Mimo że kilka miesięcy temu przedstawiciele stacji ogłosili, że emisja serialu zakończy się w 2018, fani „Gry o tron” mieli nadzieję na ciąg dalszy. I faktycznie okazało się, że sezon ósmy nie będzie ostatnią okazją do śledzenia historii królestwa Westeros, ale powstanie nie ciąg dalszy, lecz prequel. W tej chwili trwają zdjęcia do sezonu siódmego, który trafi na ekrany w połowie 2017. Scenariusz trzymany jest w największej tajemnicy, czasami pojawiają się jedynie ściśle kontrolowane przecieki na temat losów pojedynczych postaci.
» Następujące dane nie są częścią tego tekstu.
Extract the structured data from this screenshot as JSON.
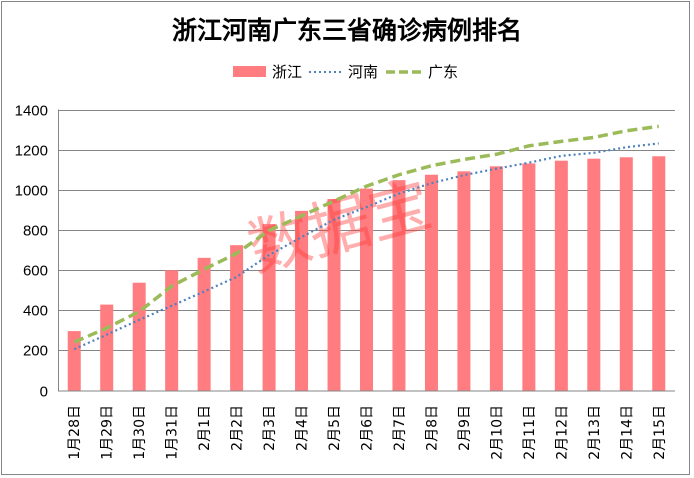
{
  "chart_data": {
    "type": "bar",
    "title": "浙江河南广东三省确诊病例排名",
    "xlabel": "",
    "ylabel": "",
    "ylim": [
      0,
      1400
    ],
    "yticks": [
      0,
      200,
      400,
      600,
      800,
      1000,
      1200,
      1400
    ],
    "grid": true,
    "legend_position": "top-center",
    "categories": [
      "1月28日",
      "1月29日",
      "1月30日",
      "1月31日",
      "2月1日",
      "2月2日",
      "2月3日",
      "2月4日",
      "2月5日",
      "2月6日",
      "2月7日",
      "2月8日",
      "2月9日",
      "2月10日",
      "2月11日",
      "2月12日",
      "2月13日",
      "2月14日",
      "2月15日"
    ],
    "series": [
      {
        "name": "浙江",
        "kind": "bar",
        "color": "#FF7C80",
        "values": [
          296,
          428,
          537,
          599,
          661,
          724,
          829,
          895,
          954,
          1006,
          1048,
          1075,
          1092,
          1117,
          1131,
          1145,
          1155,
          1162,
          1167
        ]
      },
      {
        "name": "河南",
        "kind": "line-dotted",
        "color": "#4F81BD",
        "values": [
          206,
          278,
          352,
          422,
          493,
          566,
          675,
          764,
          851,
          914,
          981,
          1033,
          1073,
          1105,
          1135,
          1169,
          1184,
          1212,
          1231
        ]
      },
      {
        "name": "广东",
        "kind": "line-dashed",
        "color": "#9BBB59",
        "values": [
          241,
          311,
          393,
          520,
          604,
          683,
          797,
          870,
          944,
          1018,
          1075,
          1120,
          1151,
          1177,
          1219,
          1241,
          1261,
          1294,
          1316
        ]
      }
    ],
    "watermark": "数据宝"
  },
  "colors": {
    "grid": "#868686",
    "axis": "#868686"
  }
}
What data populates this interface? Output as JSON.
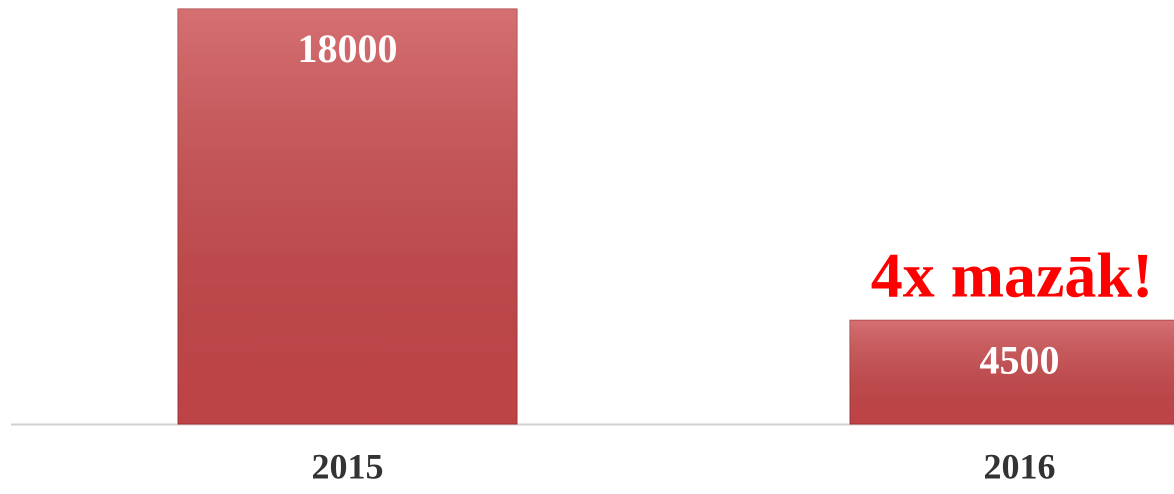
{
  "chart_data": {
    "type": "bar",
    "categories": [
      "2015",
      "2016"
    ],
    "values": [
      18000,
      4500
    ],
    "color": "#c9474a",
    "ylim": [
      0,
      18000
    ],
    "annotation": "4x mazāk!",
    "annotation_color": "#ff0000"
  }
}
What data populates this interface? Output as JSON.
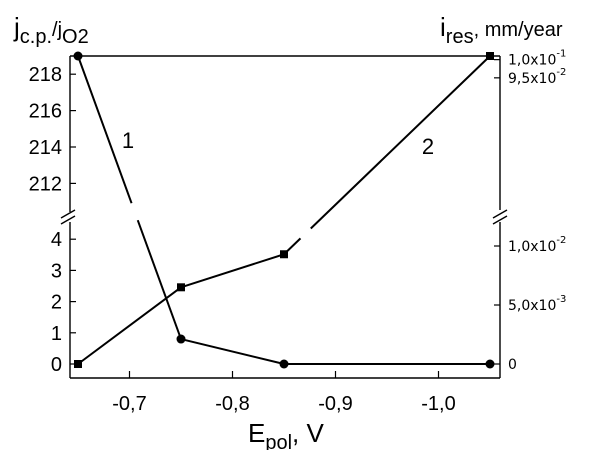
{
  "chart_data": {
    "type": "line",
    "left_axis_label": {
      "main": "j",
      "sub": "c.p.",
      "sep": "/j",
      "sub2": "O2"
    },
    "right_axis_label": {
      "main": "i",
      "sub": "res",
      "rest": ", mm/year"
    },
    "x_axis_label": {
      "main": "E",
      "sub": "pol",
      "rest": ", V"
    },
    "x_ticks": [
      {
        "value": -0.7,
        "label": "-0,7"
      },
      {
        "value": -0.8,
        "label": "-0,8"
      },
      {
        "value": -0.9,
        "label": "-0,9"
      },
      {
        "value": -1.0,
        "label": "-1,0"
      }
    ],
    "left_ticks_lower": [
      {
        "value": 0,
        "label": "0"
      },
      {
        "value": 1,
        "label": "1"
      },
      {
        "value": 2,
        "label": "2"
      },
      {
        "value": 3,
        "label": "3"
      },
      {
        "value": 4,
        "label": "4"
      }
    ],
    "left_ticks_upper": [
      {
        "value": 212,
        "label": "212"
      },
      {
        "value": 214,
        "label": "214"
      },
      {
        "value": 216,
        "label": "216"
      },
      {
        "value": 218,
        "label": "218"
      }
    ],
    "right_ticks_lower": [
      {
        "value": 0,
        "label": "0"
      },
      {
        "value": 0.005,
        "label": "5,0x10",
        "exp": "-3"
      },
      {
        "value": 0.01,
        "label": "1,0x10",
        "exp": "-2"
      }
    ],
    "right_ticks_upper": [
      {
        "value": 0.095,
        "label": "9,5x10",
        "exp": "-2"
      },
      {
        "value": 0.1,
        "label": "1,0x10",
        "exp": "-1"
      }
    ],
    "series": [
      {
        "label": "1",
        "marker": "circle",
        "axis": "left",
        "x": [
          -0.65,
          -0.75,
          -0.85,
          -1.05
        ],
        "y": [
          219,
          0.8,
          0,
          0
        ]
      },
      {
        "label": "2",
        "marker": "square",
        "axis": "right",
        "x": [
          -0.65,
          -0.75,
          -0.85,
          -1.05
        ],
        "y": [
          0,
          0.0065,
          0.0093,
          0.101
        ]
      }
    ]
  }
}
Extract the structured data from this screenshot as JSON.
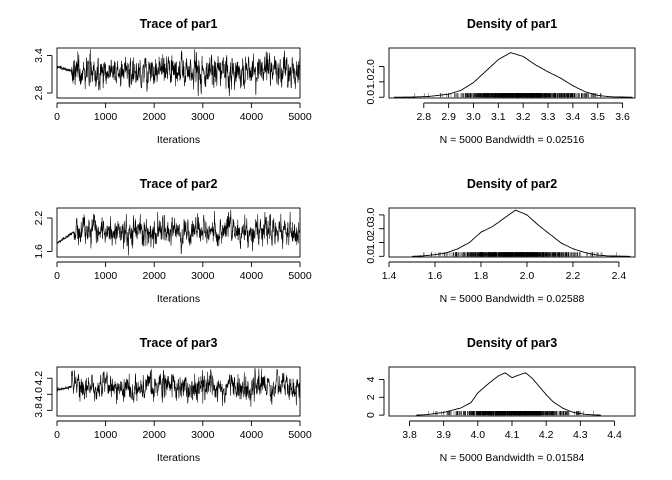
{
  "chart_data": [
    {
      "type": "line",
      "title": "Trace of par1",
      "xlabel": "Iterations",
      "xlim": [
        0,
        5000
      ],
      "ylim": [
        2.72,
        3.52
      ],
      "x_ticks": [
        0,
        1000,
        2000,
        3000,
        4000,
        5000
      ],
      "x_tick_labels": [
        "0",
        "1000",
        "2000",
        "3000",
        "4000",
        "5000"
      ],
      "y_ticks": [
        2.8,
        3.4
      ],
      "y_tick_labels": [
        "2.8",
        "3.4"
      ],
      "series": [
        {
          "values_summary": {
            "n": 5000,
            "start": 3.22,
            "burn_in_end": 300,
            "mean": 3.15,
            "sd": 0.13,
            "min": 2.75,
            "max": 3.5
          }
        }
      ]
    },
    {
      "type": "line",
      "title": "Density of par1",
      "xlabel": "N = 5000   Bandwidth = 0.02516",
      "xlim": [
        2.66,
        3.65
      ],
      "ylim": [
        -0.05,
        3.2
      ],
      "x_ticks": [
        2.8,
        2.9,
        3.0,
        3.1,
        3.2,
        3.3,
        3.4,
        3.5,
        3.6
      ],
      "x_tick_labels": [
        "2.8",
        "2.9",
        "3.0",
        "3.1",
        "3.2",
        "3.3",
        "3.4",
        "3.5",
        "3.6"
      ],
      "y_ticks": [
        0.0,
        1.0,
        2.0
      ],
      "y_tick_labels": [
        "0.0",
        "1.0",
        "2.0"
      ],
      "density_points": [
        [
          2.68,
          0
        ],
        [
          2.75,
          0.01
        ],
        [
          2.82,
          0.05
        ],
        [
          2.9,
          0.2
        ],
        [
          2.95,
          0.45
        ],
        [
          3.0,
          0.95
        ],
        [
          3.05,
          1.7
        ],
        [
          3.1,
          2.45
        ],
        [
          3.15,
          2.9
        ],
        [
          3.2,
          2.65
        ],
        [
          3.25,
          2.1
        ],
        [
          3.3,
          1.65
        ],
        [
          3.35,
          1.25
        ],
        [
          3.4,
          0.75
        ],
        [
          3.45,
          0.35
        ],
        [
          3.5,
          0.12
        ],
        [
          3.55,
          0.03
        ],
        [
          3.64,
          0
        ]
      ]
    },
    {
      "type": "line",
      "title": "Trace of par2",
      "xlabel": "Iterations",
      "xlim": [
        0,
        5000
      ],
      "ylim": [
        1.5,
        2.38
      ],
      "x_ticks": [
        0,
        1000,
        2000,
        3000,
        4000,
        5000
      ],
      "x_tick_labels": [
        "0",
        "1000",
        "2000",
        "3000",
        "4000",
        "5000"
      ],
      "y_ticks": [
        1.6,
        2.2
      ],
      "y_tick_labels": [
        "1.6",
        "2.2"
      ],
      "series": [
        {
          "values_summary": {
            "n": 5000,
            "start": 1.75,
            "burn_in_end": 350,
            "mean": 1.95,
            "sd": 0.13,
            "min": 1.52,
            "max": 2.35
          }
        }
      ]
    },
    {
      "type": "line",
      "title": "Density of par2",
      "xlabel": "N = 5000   Bandwidth = 0.02588",
      "xlim": [
        1.4,
        2.47
      ],
      "ylim": [
        -0.05,
        3.5
      ],
      "x_ticks": [
        1.4,
        1.6,
        1.8,
        2.0,
        2.2,
        2.4
      ],
      "x_tick_labels": [
        "1.4",
        "1.6",
        "1.8",
        "2.0",
        "2.2",
        "2.4"
      ],
      "y_ticks": [
        0.0,
        1.0,
        2.0,
        3.0
      ],
      "y_tick_labels": [
        "0.0",
        "1.0",
        "2.0",
        "3.0"
      ],
      "density_points": [
        [
          1.5,
          0
        ],
        [
          1.55,
          0.03
        ],
        [
          1.6,
          0.12
        ],
        [
          1.65,
          0.25
        ],
        [
          1.7,
          0.55
        ],
        [
          1.75,
          1.0
        ],
        [
          1.8,
          1.75
        ],
        [
          1.85,
          2.15
        ],
        [
          1.9,
          2.75
        ],
        [
          1.95,
          3.35
        ],
        [
          2.0,
          3.0
        ],
        [
          2.05,
          2.25
        ],
        [
          2.1,
          1.6
        ],
        [
          2.15,
          0.95
        ],
        [
          2.2,
          0.55
        ],
        [
          2.25,
          0.28
        ],
        [
          2.3,
          0.1
        ],
        [
          2.35,
          0.03
        ],
        [
          2.45,
          0
        ]
      ]
    },
    {
      "type": "line",
      "title": "Trace of par3",
      "xlabel": "Iterations",
      "xlim": [
        0,
        5000
      ],
      "ylim": [
        3.73,
        4.34
      ],
      "x_ticks": [
        0,
        1000,
        2000,
        3000,
        4000,
        5000
      ],
      "x_tick_labels": [
        "0",
        "1000",
        "2000",
        "3000",
        "4000",
        "5000"
      ],
      "y_ticks": [
        3.8,
        4.0,
        4.2
      ],
      "y_tick_labels": [
        "3.8",
        "4.0",
        "4.2"
      ],
      "series": [
        {
          "values_summary": {
            "n": 5000,
            "start": 4.06,
            "burn_in_end": 300,
            "mean": 4.09,
            "sd": 0.085,
            "min": 3.82,
            "max": 4.32
          }
        }
      ]
    },
    {
      "type": "line",
      "title": "Density of par3",
      "xlabel": "N = 5000   Bandwidth = 0.01584",
      "xlim": [
        3.74,
        4.46
      ],
      "ylim": [
        -0.1,
        5.4
      ],
      "x_ticks": [
        3.8,
        3.9,
        4.0,
        4.1,
        4.2,
        4.3,
        4.4
      ],
      "x_tick_labels": [
        "3.8",
        "3.9",
        "4.0",
        "4.1",
        "4.2",
        "4.3",
        "4.4"
      ],
      "y_ticks": [
        0,
        2,
        4
      ],
      "y_tick_labels": [
        "0",
        "2",
        "4"
      ],
      "density_points": [
        [
          3.82,
          0
        ],
        [
          3.85,
          0.05
        ],
        [
          3.9,
          0.3
        ],
        [
          3.95,
          0.8
        ],
        [
          3.98,
          1.4
        ],
        [
          4.0,
          2.5
        ],
        [
          4.03,
          3.5
        ],
        [
          4.06,
          4.4
        ],
        [
          4.08,
          4.75
        ],
        [
          4.1,
          4.2
        ],
        [
          4.12,
          4.5
        ],
        [
          4.14,
          4.75
        ],
        [
          4.16,
          4.1
        ],
        [
          4.18,
          3.2
        ],
        [
          4.2,
          2.3
        ],
        [
          4.22,
          1.5
        ],
        [
          4.25,
          0.75
        ],
        [
          4.28,
          0.3
        ],
        [
          4.32,
          0.06
        ],
        [
          4.36,
          0
        ]
      ]
    }
  ]
}
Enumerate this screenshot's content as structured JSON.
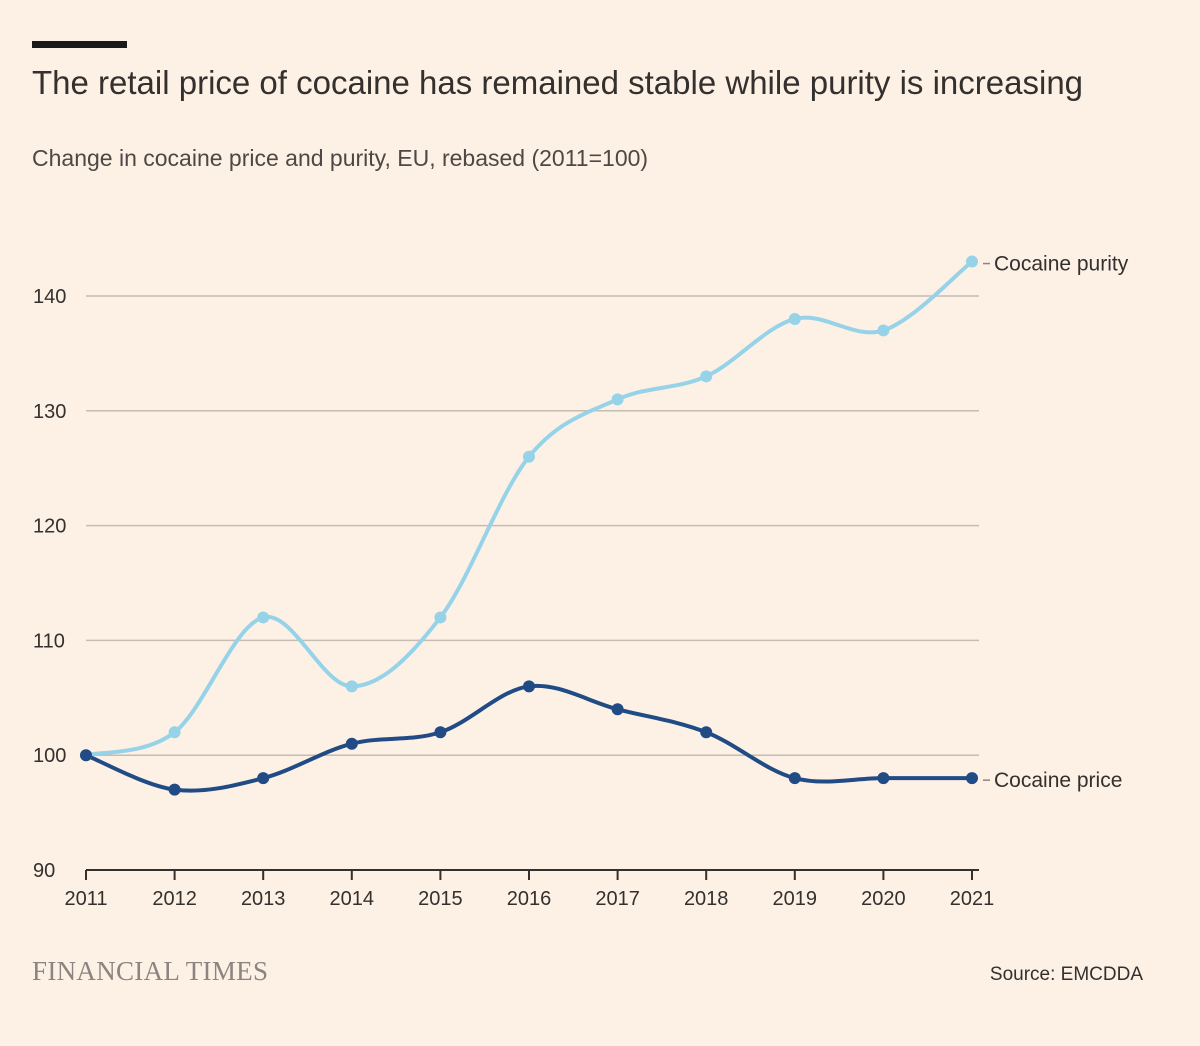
{
  "header": {
    "title": "The retail price of cocaine has remained stable while purity is increasing",
    "subtitle": "Change in cocaine price and purity, EU, rebased (2011=100)"
  },
  "footer": {
    "logo_text": "FINANCIAL TIMES",
    "source": "Source: EMCDDA"
  },
  "chart_data": {
    "type": "line",
    "title": "The retail price of cocaine has remained stable while purity is increasing",
    "subtitle": "Change in cocaine price and purity, EU, rebased (2011=100)",
    "x": [
      2011,
      2012,
      2013,
      2014,
      2015,
      2016,
      2017,
      2018,
      2019,
      2020,
      2021
    ],
    "series": [
      {
        "name": "Cocaine purity",
        "color": "#96D3E9",
        "values": [
          100,
          102,
          112,
          106,
          112,
          126,
          131,
          133,
          138,
          137,
          143
        ]
      },
      {
        "name": "Cocaine price",
        "color": "#204B85",
        "values": [
          100,
          97,
          98,
          101,
          102,
          106,
          104,
          102,
          98,
          98,
          98
        ]
      }
    ],
    "xlim": [
      2011,
      2021
    ],
    "ylim": [
      90,
      140
    ],
    "yticks": [
      90,
      100,
      110,
      120,
      130,
      140
    ],
    "xticks": [
      "2011",
      "2012",
      "2013",
      "2014",
      "2015",
      "2016",
      "2017",
      "2018",
      "2019",
      "2020",
      "2021"
    ],
    "grid": "horizontal",
    "legend": "direct-labels-right"
  }
}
George R.R. Martin, autor sagi „Pieśń lodu i ognia”, na podstawie której powstaje serial, już wiosną br. udzielił w wywiadu, w którym przywołał serię opowiadań pt. „My Dunk & Egg stories” także toczących się na kontynencie Westeros, ale kilkadziesiąt lat wcześniej niż akcja „
Gry o tron”. Jego zdaniem każde opowiadanie starczyłoby na dwugodzinny odcinek. Nie wiadomo, czy faktycznie HBO skorzysta z tej inspiracji - Richard Pleper nie zdradził żadnych informacji ani na temat formatu, ani bohaterów. Podobno prace nad nowym projektem są w dopiero w „stadium embrionalnym”.